Again proves that SAFETEA-LU is just a consultant's relief act. Highways are apparently no different than transit.
anon 7:21:
Actually SAFETEA-LU provides some streamlining of the environmental review process. But it doesn't eliminate the requirement to dot all the i's and cross all the t's. This is a litigous society, especially for controversial transportation projects. The "go slow and involve the community" methodology of today seeks to spend more time up front of projects, to reduce problems at the back end. As you suggest, this leads to more intense engineering, environmental and community involvement (and usually more consultants as agencies are not staffed at 1970's levels these days) - but this is the legal and community environment we operate in in 2007. The SAFETEA-LU bill has little to do with it.

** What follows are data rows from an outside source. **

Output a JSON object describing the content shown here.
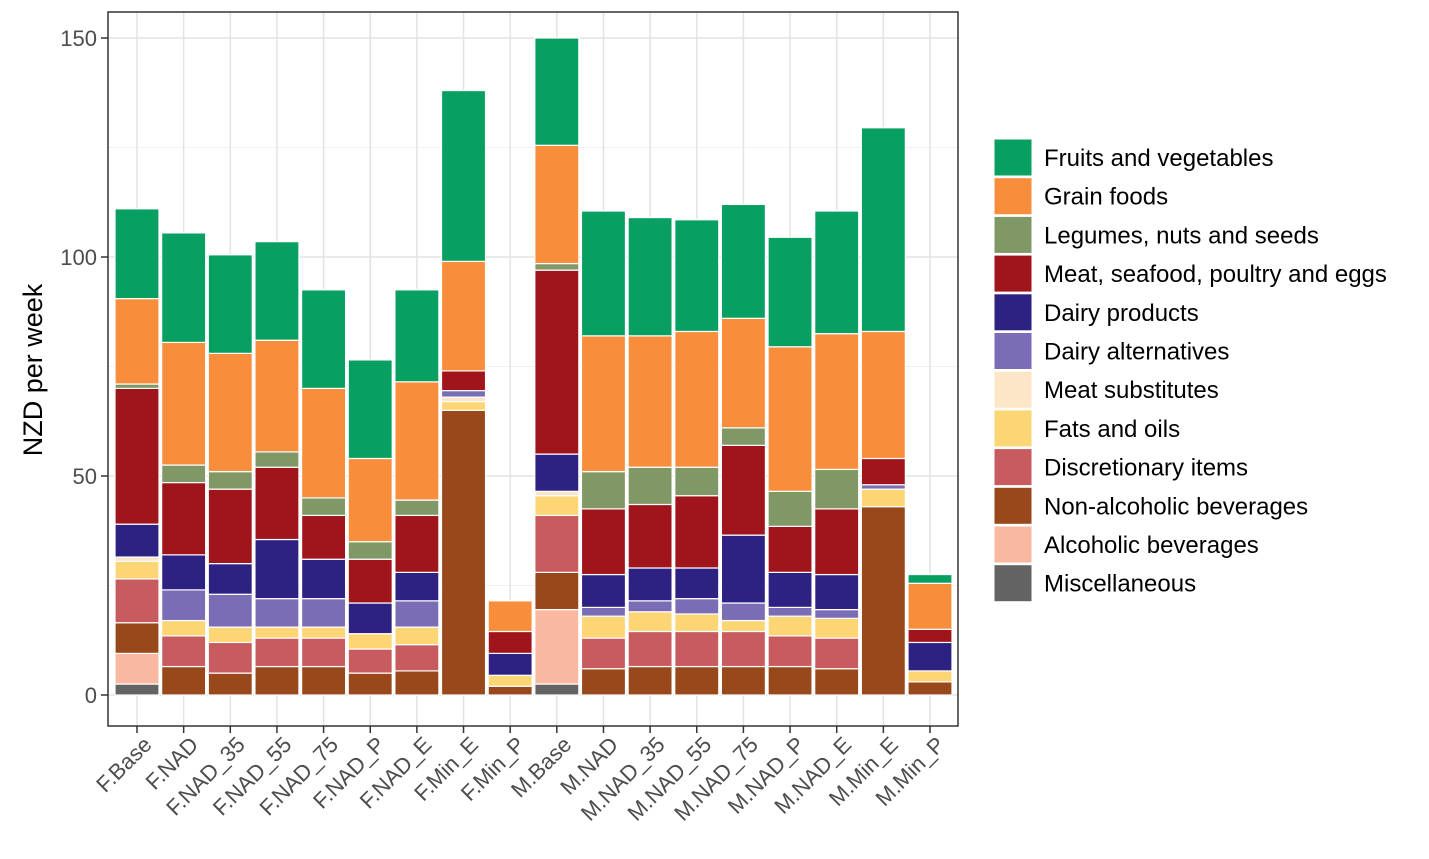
{
  "chart_data": {
    "type": "bar",
    "stacked": true,
    "title": "",
    "xlabel": "",
    "ylabel": "NZD per week",
    "ylim": [
      -7.5,
      156.5
    ],
    "yticks": [
      0,
      50,
      100,
      150
    ],
    "grid": true,
    "legend_position": "right",
    "categories": [
      "F.Base",
      "F.NAD",
      "F.NAD_35",
      "F.NAD_55",
      "F.NAD_75",
      "F.NAD_P",
      "F.NAD_E",
      "F.Min_E",
      "F.Min_P",
      "M.Base",
      "M.NAD",
      "M.NAD_35",
      "M.NAD_55",
      "M.NAD_75",
      "M.NAD_P",
      "M.NAD_E",
      "M.Min_E",
      "M.Min_P"
    ],
    "series": [
      {
        "name": "Miscellaneous",
        "color": "#636363",
        "values": [
          2.5,
          0,
          0,
          0,
          0,
          0,
          0,
          0,
          0,
          2.5,
          0,
          0,
          0,
          0,
          0,
          0,
          0,
          0
        ]
      },
      {
        "name": "Alcoholic beverages",
        "color": "#f9b9a1",
        "values": [
          7,
          0,
          0,
          0,
          0,
          0,
          0,
          0,
          0,
          17,
          0,
          0,
          0,
          0,
          0,
          0,
          0,
          0
        ]
      },
      {
        "name": "Non-alcoholic beverages",
        "color": "#98481a",
        "values": [
          7,
          6.5,
          5,
          6.5,
          6.5,
          5,
          5.5,
          65,
          2,
          8.5,
          6,
          6.5,
          6.5,
          6.5,
          6.5,
          6,
          43,
          3
        ]
      },
      {
        "name": "Discretionary items",
        "color": "#c75b5f",
        "values": [
          10,
          7,
          7,
          6.5,
          6.5,
          5.5,
          6,
          0,
          0,
          13,
          7,
          8,
          8,
          8,
          7,
          7,
          0,
          0
        ]
      },
      {
        "name": "Fats and oils",
        "color": "#fcd575",
        "values": [
          4,
          3.5,
          3.5,
          2.5,
          2.5,
          3.5,
          4,
          2,
          2.5,
          4.5,
          5,
          4.5,
          4,
          2.5,
          4.5,
          4.5,
          4,
          2.5
        ]
      },
      {
        "name": "Meat substitutes",
        "color": "#fde5c7",
        "values": [
          1,
          0,
          0,
          0,
          0,
          0,
          0,
          1,
          0,
          1,
          0,
          0,
          0,
          0,
          0,
          0,
          0,
          0
        ]
      },
      {
        "name": "Dairy alternatives",
        "color": "#7b6db5",
        "values": [
          0,
          7,
          7.5,
          6.5,
          6.5,
          0,
          6,
          1.5,
          0,
          0,
          2,
          2.5,
          3.5,
          4,
          2,
          2,
          1,
          0
        ]
      },
      {
        "name": "Dairy products",
        "color": "#2d2181",
        "values": [
          7.5,
          8,
          7,
          13.5,
          9,
          7,
          6.5,
          0,
          5,
          8.5,
          7.5,
          7.5,
          7,
          15.5,
          8,
          8,
          0,
          6.5
        ]
      },
      {
        "name": "Meat, seafood, poultry and eggs",
        "color": "#a0141b",
        "values": [
          31,
          16.5,
          17,
          16.5,
          10,
          10,
          13,
          4.5,
          5,
          42,
          15,
          14.5,
          16.5,
          20.5,
          10.5,
          15,
          6,
          3
        ]
      },
      {
        "name": "Legumes, nuts and seeds",
        "color": "#809866",
        "values": [
          1,
          4,
          4,
          3.5,
          4,
          4,
          3.5,
          0,
          0,
          1.5,
          8.5,
          8.5,
          6.5,
          4,
          8,
          9,
          0,
          0
        ]
      },
      {
        "name": "Grain foods",
        "color": "#f88e3c",
        "values": [
          19.5,
          28,
          27,
          25.5,
          25,
          19,
          27,
          25,
          7,
          27,
          31,
          30,
          31,
          25,
          33,
          31,
          29,
          10.5
        ]
      },
      {
        "name": "Fruits and vegetables",
        "color": "#08a062",
        "values": [
          20.5,
          25,
          22.5,
          22.5,
          22.5,
          22.5,
          21,
          39,
          0,
          24.5,
          28.5,
          27,
          25.5,
          26,
          25,
          28,
          46.5,
          2
        ]
      }
    ],
    "legend_order": [
      "Fruits and vegetables",
      "Grain foods",
      "Legumes, nuts and seeds",
      "Meat, seafood, poultry and eggs",
      "Dairy products",
      "Dairy alternatives",
      "Meat substitutes",
      "Fats and oils",
      "Discretionary items",
      "Non-alcoholic beverages",
      "Alcoholic beverages",
      "Miscellaneous"
    ]
  }
}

Rick, I'm sorry that you're not Bob Moses. That day is over, and the rest of us are pretty glad for it; after all, why should "we" spend money bulldozing entire towns when our existing roads and rails are literally crumbling to dust?
1:12
???
I was trying to explain to the OP why "Bob Moses" methodology doesn't work today. Transportation planners and designers work in the environment of the day, whether it be "Katie Bar the Door" or "Context Sensitive Design." If you are a consultant, you are likely getting paid much more these days than you would have in Moses' era for a similar project, even with inflation factored in - so the "industry" doesn't necessarily want to go back to the old days.